J’avais ouvert l’album en escomptant une
révélation sensationnelle, sans pouvoir d’ailleurs en imaginer par
avance la nature. Toutefois, la première page me déçut, car elle ne
contenait rien d’autre que le dessin d’un très gros homme en
vareuse, avec pour légende : « Jimmy Colver sur le
paquebot ». Les quelques pages suivantes étaient consacrées à
de petites illustrations des Indiens et de leurs mœurs. Puis vint
le portrait d’un ecclésiastique joyeux et corpulent, assis en face
d’un mince Européen, et au-dessous était écrit au crayon :
« Déjeuner avec Fra Cristofero à Rosario ». Des études de
femmes et d’enfants occupaient d’autres pages, puis j’arrivai à une
longue suite de dessins d’animaux avec des explications dans le
genre de celle-ci : « Lamantin sur banc de sable, Tortues
et leurs œufs, Ajouti noir sous un palmier de Miriti ». Ledit
ajouti ressemblait à un porc. Enfin j’ouvris une double page
remplie de dessins de sauriens fort déplaisants, à la gueule
allongée. Comme je ne parvenais pas à les identifier, je demandai
au professeur :
– Ce sont de vulgaires crocodiles, n’est-ce
pas ?
– Des alligators ! des alligators !
Il n’y a pratiquement pas de véritables crocodiles en Amérique du
Sud. La distinction entre…
– Je voulais dire par là que je ne voyais rien
d’extraordinaire, rien dans ce cahier qui justifiât ce que vous
avez dit sur son contenu précieux.
Il sourit avec une grande sérénité avant de
m’inviter à regarder la page suivante.
Encore une fois, il me fut impossible de
m’enthousiasmer. Il s’agissait sur toute la page d’un paysage
grossièrement colorié : le genre d’ébauche qui sert à un
artiste de guide et de repère pour un travail ultérieur. Un premier
plan vert pâle de végétation touffue, en pente ascendante, et qui
se terminait par une ligne de falaises rouge foncé, avec de
curieuses stries qui leur donnaient l’apparence de formations
basaltiques comme j’en avais vu ailleurs. Elles s’étendaient pour
constituer une muraille continue à l’arrière-plan. Sur un point, il
y avait un piton rocheux pyramidal isolé, couronné par un grand
arbre, et qu’un gouffre semblait séparer de l’escarpement
principal. Sur tout cela la lumière d’un ciel bleu tropical. Une
couche mince de végétation bordait le sommet de l’escarpement
rouge.
Sur la page suivante, s’étalait une autre
reproduction peinte à l’eau du même paysage, mais prise de beaucoup
plus près : les détails se détachaient nettement.
– Alors ? me demanda le professeur.
– C’est indubitablement une curieuse
formation, répondis-je.
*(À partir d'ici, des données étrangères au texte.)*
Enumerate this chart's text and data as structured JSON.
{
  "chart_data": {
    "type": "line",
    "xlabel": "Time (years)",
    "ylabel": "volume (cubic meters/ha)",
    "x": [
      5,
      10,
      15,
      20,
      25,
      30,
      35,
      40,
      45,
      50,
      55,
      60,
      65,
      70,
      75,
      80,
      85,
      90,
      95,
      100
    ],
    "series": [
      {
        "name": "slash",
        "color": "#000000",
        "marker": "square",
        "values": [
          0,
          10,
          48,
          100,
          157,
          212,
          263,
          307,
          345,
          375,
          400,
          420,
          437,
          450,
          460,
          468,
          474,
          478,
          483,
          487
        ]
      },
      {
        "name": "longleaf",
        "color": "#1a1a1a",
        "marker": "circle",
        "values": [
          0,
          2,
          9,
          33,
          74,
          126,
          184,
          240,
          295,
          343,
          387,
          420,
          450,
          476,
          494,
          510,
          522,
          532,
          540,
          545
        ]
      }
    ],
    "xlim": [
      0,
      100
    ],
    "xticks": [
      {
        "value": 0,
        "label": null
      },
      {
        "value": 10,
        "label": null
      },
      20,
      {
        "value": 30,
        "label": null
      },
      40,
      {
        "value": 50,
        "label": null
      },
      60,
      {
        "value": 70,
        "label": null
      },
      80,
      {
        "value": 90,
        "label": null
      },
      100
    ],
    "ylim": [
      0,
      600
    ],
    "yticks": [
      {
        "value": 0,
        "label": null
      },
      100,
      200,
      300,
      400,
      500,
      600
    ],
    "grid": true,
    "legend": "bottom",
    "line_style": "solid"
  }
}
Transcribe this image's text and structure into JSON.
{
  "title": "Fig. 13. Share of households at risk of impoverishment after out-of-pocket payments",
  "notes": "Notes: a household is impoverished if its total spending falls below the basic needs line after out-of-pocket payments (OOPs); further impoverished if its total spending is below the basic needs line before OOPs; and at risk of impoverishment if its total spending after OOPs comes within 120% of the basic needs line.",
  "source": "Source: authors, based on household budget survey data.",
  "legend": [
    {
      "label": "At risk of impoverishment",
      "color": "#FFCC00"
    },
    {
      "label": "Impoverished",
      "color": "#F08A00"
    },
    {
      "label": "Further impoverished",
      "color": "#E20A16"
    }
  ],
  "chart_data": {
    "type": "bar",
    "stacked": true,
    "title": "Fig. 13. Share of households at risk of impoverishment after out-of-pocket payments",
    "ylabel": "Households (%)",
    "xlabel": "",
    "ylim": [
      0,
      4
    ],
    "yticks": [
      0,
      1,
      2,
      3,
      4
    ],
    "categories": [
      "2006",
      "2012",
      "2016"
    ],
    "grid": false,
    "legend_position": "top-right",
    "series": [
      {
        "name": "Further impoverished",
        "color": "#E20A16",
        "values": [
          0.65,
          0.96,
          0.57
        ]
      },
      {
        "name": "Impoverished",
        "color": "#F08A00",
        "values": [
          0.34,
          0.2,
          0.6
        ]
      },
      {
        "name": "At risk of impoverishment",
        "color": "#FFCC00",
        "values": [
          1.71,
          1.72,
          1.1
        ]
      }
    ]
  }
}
Mais je ne suis pas suffisamment géologue
pour m’émerveiller.
– Vous émerveiller ! répéta-t-il. Mais
c’est unique. C’est incroyable. Personne sur la terre n’avait
jamais imaginé une telle possibilité. Passez à la page
suivante…
Je tournai la page, et poussai une exclamation
de surprise. Sur toute la hauteur se dressait l’image de l’animal
le plus extraordinaire que j’eusse jamais vu. On aurait dit le rêve
sauvage d’un fumeur d’opium, une vision de délirant… La tête
ressemblait à celle d’un oiseau, le corps à celui d’un lézard
bouffi, la queue traînante était garnie de piquants dressés en
l’air, et le dos voûté était bordé d’une haute frange en dents de
scie analogues à une douzaine de fanons de dindons placés l’un
derrière l’autre. Face à cette créature invraisemblable, se tenait
un ridicule petit bout d’homme, sorte de nain à forme humaine, qui
la regardait.
« Alors, qu’est-ce que vous pensez de
ça ? cria le professeur, qui se frotta vigoureusement les
mains avec un air triomphant.
– C’est monstrueux… grotesque !
– Mais qu’est-ce qui lui a fait dessiner un
animal pareil ?
– L’abus du gin, je pense…
– Oh ! C’est la meilleure explication que
vous puissiez fournir, n’est-ce pas ?
– Ma foi, monsieur, quelle est la
vôtre ?
– De toute évidence, cet animal existe. Il a
été dessiné vivant.
J’aurais éclaté de rire si la perspective d’un
autre soleil dans le corridor ne m’avait pas enjoint de conserver
mon sérieux.
– Sans doute, sans doute ! dis-je sur le
même ton que j’aurais pris pour railler un idiot.